Feds slash job gain estimates by $800K

WASHINGTON  — The U.S. economy added 818,000 fewer jobs from April 2023 through March this year than were originally reported, the government said Wednesday.

The revised total adds to evidence that the job market has been steadily slowing and likely reinforces the Federal Reserve’s plan to start cutting interest rates soon.

The Labor Department estimated that job growth averaged 174,000 a month in the year that ended in March — a drop of 68,000 a month from the 242,000 that were initially reported. The revisions released Wednesday were preliminary, with final numbers to be issued in February next year.

The downgraded estimate follows a jobs report for July that was much worse than expected, leading many economists to suggest that the Fed had waited too long to begin cutting interest rates to support the economy. The unemployment rate rose for the fourth straight month, to a still-low 4.3%, and employers added just 114,000 jobs.

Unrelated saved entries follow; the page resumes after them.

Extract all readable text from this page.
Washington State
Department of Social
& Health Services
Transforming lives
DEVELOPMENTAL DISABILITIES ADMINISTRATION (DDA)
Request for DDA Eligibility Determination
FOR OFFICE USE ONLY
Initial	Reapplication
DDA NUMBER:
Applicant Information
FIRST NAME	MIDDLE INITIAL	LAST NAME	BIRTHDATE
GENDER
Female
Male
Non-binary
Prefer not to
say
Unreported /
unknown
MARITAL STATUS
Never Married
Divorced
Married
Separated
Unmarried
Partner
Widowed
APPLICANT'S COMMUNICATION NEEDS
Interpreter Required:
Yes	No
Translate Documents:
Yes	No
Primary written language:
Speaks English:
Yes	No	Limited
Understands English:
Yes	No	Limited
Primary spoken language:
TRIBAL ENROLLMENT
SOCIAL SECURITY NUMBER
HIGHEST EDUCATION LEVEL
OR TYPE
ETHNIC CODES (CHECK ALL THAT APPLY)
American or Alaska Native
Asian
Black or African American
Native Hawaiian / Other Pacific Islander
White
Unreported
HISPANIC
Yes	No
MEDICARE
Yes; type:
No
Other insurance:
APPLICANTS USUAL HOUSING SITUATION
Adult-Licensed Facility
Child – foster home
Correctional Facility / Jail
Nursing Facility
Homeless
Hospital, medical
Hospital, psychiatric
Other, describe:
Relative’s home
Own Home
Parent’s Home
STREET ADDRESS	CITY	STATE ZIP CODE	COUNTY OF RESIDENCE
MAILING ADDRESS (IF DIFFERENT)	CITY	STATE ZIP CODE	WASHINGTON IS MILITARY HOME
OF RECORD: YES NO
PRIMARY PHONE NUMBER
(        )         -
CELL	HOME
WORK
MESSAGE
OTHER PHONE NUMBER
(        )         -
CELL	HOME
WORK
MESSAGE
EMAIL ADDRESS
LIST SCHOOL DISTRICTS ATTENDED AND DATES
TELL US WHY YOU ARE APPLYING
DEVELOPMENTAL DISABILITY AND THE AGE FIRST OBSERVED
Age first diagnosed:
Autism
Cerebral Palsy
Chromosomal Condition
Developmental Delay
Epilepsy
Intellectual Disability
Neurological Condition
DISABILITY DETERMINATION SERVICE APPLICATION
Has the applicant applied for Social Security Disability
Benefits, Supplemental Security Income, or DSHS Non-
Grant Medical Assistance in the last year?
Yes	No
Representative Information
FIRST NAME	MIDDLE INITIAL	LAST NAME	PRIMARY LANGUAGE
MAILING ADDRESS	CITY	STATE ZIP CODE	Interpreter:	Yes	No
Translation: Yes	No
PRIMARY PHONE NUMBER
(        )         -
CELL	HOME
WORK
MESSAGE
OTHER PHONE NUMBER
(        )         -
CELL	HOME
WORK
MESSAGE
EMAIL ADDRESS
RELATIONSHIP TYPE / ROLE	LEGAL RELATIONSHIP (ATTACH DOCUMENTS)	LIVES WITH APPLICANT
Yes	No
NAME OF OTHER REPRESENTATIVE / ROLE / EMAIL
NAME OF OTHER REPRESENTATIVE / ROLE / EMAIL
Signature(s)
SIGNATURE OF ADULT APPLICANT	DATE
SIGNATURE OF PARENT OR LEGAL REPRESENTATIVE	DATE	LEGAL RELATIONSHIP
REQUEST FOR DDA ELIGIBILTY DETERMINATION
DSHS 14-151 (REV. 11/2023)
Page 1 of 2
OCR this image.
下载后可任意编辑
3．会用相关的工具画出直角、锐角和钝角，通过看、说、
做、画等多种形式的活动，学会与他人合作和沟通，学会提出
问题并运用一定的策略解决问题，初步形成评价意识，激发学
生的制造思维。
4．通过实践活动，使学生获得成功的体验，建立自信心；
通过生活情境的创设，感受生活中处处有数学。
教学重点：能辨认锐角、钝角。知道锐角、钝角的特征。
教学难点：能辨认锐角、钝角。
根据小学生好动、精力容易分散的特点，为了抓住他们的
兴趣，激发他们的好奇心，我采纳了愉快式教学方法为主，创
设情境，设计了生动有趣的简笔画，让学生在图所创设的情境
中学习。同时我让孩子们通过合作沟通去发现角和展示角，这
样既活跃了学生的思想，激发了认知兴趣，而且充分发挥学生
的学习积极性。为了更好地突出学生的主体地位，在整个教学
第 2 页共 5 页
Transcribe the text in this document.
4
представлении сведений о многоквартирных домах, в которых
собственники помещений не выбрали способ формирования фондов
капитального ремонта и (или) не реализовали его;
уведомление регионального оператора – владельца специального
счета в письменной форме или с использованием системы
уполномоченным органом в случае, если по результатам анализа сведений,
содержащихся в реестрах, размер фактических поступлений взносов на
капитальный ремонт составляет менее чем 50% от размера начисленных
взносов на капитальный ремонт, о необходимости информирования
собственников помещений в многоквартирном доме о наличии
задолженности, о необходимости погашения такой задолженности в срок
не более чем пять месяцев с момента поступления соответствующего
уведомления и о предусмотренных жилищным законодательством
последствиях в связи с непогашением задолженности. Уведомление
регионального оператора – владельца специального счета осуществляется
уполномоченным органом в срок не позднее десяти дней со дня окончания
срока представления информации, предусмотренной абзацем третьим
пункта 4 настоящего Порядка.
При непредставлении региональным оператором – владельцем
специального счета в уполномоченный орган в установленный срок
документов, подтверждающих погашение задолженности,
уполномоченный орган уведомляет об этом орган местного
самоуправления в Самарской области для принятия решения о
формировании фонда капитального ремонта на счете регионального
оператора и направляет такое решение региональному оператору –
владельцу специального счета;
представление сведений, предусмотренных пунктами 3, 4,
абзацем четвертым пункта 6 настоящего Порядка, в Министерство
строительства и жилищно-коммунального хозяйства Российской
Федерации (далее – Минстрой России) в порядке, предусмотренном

The Fed raised its benchmark rate 11 times in 2022 and 2023 to fight inflation, which hit a four-decade high more than two years ago. Year-over-year inflation has since plummeted — from 9.1% in June 2022 to 2.9%, clearing the way for the Fed to begin cutting rates when it next meets in mid-September.

Former President Donald Trump has said the Fed shouldn’t cut rates so close to an election. But Federal Reserve Chair Jerome Powell has repeatedly underscored that the central bank would make its rate decisions based purely on economic data, without regard to the political calendar.

Sen. Elizabeth Warren urged Powell to cut rates at the Fed’s July meeting. She said that delaying a cut when it’s warranted by the inflation data would itself be a political act.

The revised hiring estimates released Wednesday are intended to better account for companies that are either being created or going out of business.

“This doesn’t challenge the idea we’re still in an expansion, but it does signal we should expect monthly job growth to be more muted and put extra pressure on the Fed to cut rates,” said Robert Frick, economist at the Navy Federal Credit Union.

Most members of the Fed think it’s time to cut rates, according to minutes from the board’s July meeting.

The transcript, also released Wednesday, said the “vast majority” of policymakers “observed that, if the data continued to come in about as expected, it would likely be appropriate to ease policy at the next meeting.

In July, the policymakers kept their benchmark rate at 5.3%, a near-quarter-century high, where it’s stood for more than a year.

Most analysts think Powell will signal in a speech Friday that the Fed has become confident that inflation is headed back to its 2% target and might even give some hint about how many rate cuts could happen this year. When he held a news conference after last month’s Fed meeting, Powell had suggested that a broad range of policy moves were possible, from “zero cuts to several cuts,” by year’s end.

In the job number revisions, new professional and business services jobs — a broad category that includes managers and technical workers — were reduced by 358,000 in the 12 months that ended in March. Leisure and hospitality employers — including hotels and restaurants — added 150,000 fewer than first reported.